Etsy, the online arts and crafts marketplace, has begun laying off employees at its European headquarters in Dublin as part of a significant round of redundancies.
The company declined to say how many people it was laying off in Dublin, where it employs about 60 staff. Sources said that affected staff were brought to meetings at the company’s Great Strand Street offices in Dublin 1 this week.
It is part of 140 job cuts announced globally this week and more than 200 announced since May as the company struggles to move into profitability.
A spokeswoman at its New York headquarters said that the vast majority of layoffs would be in the US.
“The majority of eliminated positions are in our Brooklyn headquarters, but we are also streamlining operations in our global offices. We remain committed to pursuing global growth opportunities,” the company said in a statement.
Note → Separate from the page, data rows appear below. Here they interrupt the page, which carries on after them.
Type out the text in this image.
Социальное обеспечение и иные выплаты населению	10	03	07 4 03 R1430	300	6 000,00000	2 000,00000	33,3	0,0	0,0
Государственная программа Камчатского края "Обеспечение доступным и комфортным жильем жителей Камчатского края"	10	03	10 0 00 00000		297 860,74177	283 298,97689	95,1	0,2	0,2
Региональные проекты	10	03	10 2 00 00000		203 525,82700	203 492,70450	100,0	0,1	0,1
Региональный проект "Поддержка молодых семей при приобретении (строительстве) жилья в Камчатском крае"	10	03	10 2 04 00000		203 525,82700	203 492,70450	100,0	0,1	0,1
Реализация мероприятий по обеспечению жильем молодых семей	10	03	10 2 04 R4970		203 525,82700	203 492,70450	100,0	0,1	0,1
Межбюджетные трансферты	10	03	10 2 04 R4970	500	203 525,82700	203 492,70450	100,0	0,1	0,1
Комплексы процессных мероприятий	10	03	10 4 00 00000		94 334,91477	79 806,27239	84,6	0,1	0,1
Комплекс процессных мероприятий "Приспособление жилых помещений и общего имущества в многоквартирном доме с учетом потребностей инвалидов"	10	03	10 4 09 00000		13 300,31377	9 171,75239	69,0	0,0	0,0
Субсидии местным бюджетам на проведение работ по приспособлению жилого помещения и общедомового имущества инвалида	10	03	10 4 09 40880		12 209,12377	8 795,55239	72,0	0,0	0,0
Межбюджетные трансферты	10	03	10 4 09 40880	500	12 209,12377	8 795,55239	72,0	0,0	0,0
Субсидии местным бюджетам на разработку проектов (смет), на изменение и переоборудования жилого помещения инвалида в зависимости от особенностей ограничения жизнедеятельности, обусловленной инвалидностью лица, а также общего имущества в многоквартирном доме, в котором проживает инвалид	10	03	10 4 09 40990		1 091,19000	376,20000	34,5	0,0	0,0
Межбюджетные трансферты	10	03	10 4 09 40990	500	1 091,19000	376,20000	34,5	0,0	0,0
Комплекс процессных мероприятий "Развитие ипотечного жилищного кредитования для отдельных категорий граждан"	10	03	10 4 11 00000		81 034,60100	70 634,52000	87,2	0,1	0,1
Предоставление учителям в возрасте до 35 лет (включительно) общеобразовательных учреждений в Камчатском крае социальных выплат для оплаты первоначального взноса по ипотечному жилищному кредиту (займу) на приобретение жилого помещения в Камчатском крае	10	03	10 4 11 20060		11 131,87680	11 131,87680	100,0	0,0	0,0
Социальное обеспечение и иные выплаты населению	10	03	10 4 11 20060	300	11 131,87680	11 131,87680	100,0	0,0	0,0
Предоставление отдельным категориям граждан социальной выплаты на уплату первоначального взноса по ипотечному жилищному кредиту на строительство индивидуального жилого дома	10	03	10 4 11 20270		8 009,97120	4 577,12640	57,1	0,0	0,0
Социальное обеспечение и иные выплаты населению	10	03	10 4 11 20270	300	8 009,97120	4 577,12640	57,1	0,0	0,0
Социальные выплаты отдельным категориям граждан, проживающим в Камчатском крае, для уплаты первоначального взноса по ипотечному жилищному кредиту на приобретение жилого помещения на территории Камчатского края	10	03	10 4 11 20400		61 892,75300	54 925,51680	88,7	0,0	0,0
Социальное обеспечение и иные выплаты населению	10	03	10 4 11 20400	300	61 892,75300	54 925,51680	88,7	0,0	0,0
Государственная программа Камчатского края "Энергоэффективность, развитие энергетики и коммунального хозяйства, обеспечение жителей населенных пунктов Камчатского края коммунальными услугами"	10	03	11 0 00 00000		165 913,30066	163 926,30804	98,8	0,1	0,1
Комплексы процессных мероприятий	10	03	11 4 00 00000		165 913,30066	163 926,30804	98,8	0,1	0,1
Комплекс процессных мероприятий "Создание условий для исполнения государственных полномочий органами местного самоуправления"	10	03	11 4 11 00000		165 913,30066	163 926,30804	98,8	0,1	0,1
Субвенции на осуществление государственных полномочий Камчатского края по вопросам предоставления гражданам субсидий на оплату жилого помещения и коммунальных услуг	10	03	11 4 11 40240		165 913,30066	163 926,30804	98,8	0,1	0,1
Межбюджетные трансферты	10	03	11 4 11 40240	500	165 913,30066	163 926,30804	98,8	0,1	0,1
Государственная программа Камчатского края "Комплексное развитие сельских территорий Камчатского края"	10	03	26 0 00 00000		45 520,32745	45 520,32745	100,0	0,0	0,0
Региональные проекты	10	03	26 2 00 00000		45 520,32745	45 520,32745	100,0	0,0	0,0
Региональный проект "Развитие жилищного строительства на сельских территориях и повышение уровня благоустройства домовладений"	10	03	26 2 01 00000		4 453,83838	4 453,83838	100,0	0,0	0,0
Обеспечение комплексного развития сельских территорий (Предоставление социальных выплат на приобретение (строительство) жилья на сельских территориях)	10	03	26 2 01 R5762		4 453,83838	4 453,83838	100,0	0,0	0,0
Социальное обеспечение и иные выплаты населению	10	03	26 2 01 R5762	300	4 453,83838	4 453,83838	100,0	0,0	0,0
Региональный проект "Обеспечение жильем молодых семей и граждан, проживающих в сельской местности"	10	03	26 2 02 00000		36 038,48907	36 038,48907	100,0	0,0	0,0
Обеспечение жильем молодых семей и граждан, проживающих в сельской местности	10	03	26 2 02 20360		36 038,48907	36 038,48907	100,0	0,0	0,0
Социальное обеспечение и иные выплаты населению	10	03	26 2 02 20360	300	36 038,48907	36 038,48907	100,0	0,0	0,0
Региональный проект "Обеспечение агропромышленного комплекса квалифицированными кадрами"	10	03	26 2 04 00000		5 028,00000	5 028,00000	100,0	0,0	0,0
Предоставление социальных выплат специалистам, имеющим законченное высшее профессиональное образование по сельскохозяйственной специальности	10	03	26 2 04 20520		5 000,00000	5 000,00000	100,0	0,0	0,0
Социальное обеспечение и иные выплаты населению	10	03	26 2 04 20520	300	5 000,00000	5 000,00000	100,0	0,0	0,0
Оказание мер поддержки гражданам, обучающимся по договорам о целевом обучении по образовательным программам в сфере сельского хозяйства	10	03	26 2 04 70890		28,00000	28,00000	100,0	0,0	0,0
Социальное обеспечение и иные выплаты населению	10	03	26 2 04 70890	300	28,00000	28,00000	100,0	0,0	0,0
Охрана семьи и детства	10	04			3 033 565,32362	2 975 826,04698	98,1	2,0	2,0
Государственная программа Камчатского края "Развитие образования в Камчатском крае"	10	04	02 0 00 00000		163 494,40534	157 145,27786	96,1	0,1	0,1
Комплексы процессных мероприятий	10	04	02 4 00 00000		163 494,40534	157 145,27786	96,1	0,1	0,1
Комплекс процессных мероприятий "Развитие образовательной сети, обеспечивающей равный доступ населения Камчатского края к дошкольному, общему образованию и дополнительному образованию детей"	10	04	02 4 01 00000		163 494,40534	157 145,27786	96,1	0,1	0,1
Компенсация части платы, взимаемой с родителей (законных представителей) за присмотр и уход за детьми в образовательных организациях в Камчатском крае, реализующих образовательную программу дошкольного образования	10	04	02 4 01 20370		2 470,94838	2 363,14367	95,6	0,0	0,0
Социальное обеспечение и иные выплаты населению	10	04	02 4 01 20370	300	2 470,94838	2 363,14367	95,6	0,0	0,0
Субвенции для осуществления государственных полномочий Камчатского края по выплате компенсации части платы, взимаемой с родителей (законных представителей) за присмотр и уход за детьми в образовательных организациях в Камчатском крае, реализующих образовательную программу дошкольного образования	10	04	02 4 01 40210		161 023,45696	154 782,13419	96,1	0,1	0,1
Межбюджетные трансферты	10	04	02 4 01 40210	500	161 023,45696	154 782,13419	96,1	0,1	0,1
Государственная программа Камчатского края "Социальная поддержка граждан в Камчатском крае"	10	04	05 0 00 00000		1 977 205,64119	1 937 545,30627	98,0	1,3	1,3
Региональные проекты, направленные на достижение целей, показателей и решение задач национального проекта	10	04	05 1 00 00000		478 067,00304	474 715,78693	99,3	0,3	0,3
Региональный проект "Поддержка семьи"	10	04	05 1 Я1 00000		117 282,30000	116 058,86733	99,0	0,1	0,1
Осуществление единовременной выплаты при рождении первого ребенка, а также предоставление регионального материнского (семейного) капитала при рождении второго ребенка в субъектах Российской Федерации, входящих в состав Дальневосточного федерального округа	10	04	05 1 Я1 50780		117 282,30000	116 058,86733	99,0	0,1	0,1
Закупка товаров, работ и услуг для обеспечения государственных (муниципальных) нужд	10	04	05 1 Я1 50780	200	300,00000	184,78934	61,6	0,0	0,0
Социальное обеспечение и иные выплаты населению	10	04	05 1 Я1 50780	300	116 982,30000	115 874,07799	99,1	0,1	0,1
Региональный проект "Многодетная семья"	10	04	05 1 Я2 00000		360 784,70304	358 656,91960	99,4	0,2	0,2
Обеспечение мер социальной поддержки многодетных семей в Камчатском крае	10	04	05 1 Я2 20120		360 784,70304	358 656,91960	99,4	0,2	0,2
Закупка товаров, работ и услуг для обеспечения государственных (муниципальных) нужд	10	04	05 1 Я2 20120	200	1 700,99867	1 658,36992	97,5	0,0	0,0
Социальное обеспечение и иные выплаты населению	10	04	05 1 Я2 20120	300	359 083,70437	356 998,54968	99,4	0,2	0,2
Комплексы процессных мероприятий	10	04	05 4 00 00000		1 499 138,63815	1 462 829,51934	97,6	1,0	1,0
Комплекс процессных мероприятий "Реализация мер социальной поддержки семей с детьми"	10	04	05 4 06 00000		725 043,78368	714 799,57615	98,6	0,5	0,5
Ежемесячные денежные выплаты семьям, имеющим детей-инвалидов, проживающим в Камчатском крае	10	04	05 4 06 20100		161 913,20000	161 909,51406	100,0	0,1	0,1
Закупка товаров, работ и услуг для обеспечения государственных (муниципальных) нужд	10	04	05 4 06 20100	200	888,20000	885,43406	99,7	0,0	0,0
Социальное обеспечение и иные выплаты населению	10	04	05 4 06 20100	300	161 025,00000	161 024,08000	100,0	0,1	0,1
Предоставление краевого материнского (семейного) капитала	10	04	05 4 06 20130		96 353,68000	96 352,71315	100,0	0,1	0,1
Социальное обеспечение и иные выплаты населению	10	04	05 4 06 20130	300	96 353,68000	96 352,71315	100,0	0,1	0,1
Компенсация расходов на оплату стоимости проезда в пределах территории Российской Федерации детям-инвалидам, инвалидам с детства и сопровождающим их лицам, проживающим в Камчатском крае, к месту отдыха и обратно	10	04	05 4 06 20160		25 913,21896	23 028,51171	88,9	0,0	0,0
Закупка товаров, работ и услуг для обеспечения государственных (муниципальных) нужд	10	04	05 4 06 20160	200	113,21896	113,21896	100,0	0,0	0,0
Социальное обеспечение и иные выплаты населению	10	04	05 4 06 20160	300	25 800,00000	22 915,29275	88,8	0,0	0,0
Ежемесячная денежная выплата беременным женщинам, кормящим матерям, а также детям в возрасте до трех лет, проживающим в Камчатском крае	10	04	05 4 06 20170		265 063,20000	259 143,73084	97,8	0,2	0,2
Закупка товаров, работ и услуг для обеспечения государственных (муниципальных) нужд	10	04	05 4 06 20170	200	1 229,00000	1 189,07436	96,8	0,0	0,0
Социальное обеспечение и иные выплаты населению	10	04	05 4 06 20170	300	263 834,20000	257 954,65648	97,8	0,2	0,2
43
Etsy was criticised in 2015 by campaign groups in the US lobbying for tax fairness after it transferred some of its intellectual property assets to Ireland, where its tax obligation is lower.
The company launched its European, Middle East and African headquarters in Dublin in 2013 after two years of negotiations with IDA Ireland.
Its Dublin operations include customer and sales support, engineering, IT and human resources for Europe, the Middle East and Africa.
The company, which is a household name in the US but has had less of an impact in Europe, allows users to sell handmade items and craft supplies online. It has struggled against competitors, including Amazon, which has launched its own online arts and crafts trading market.
The two rounds of cuts this year bring the number of global layoffs to 230, 22 per cent of its 2016 workforce.
Founded in 2005, the company employed about 1,000 people globally by the end of 2016, with revenue of $365 million. It has posted a loss every year since 2012.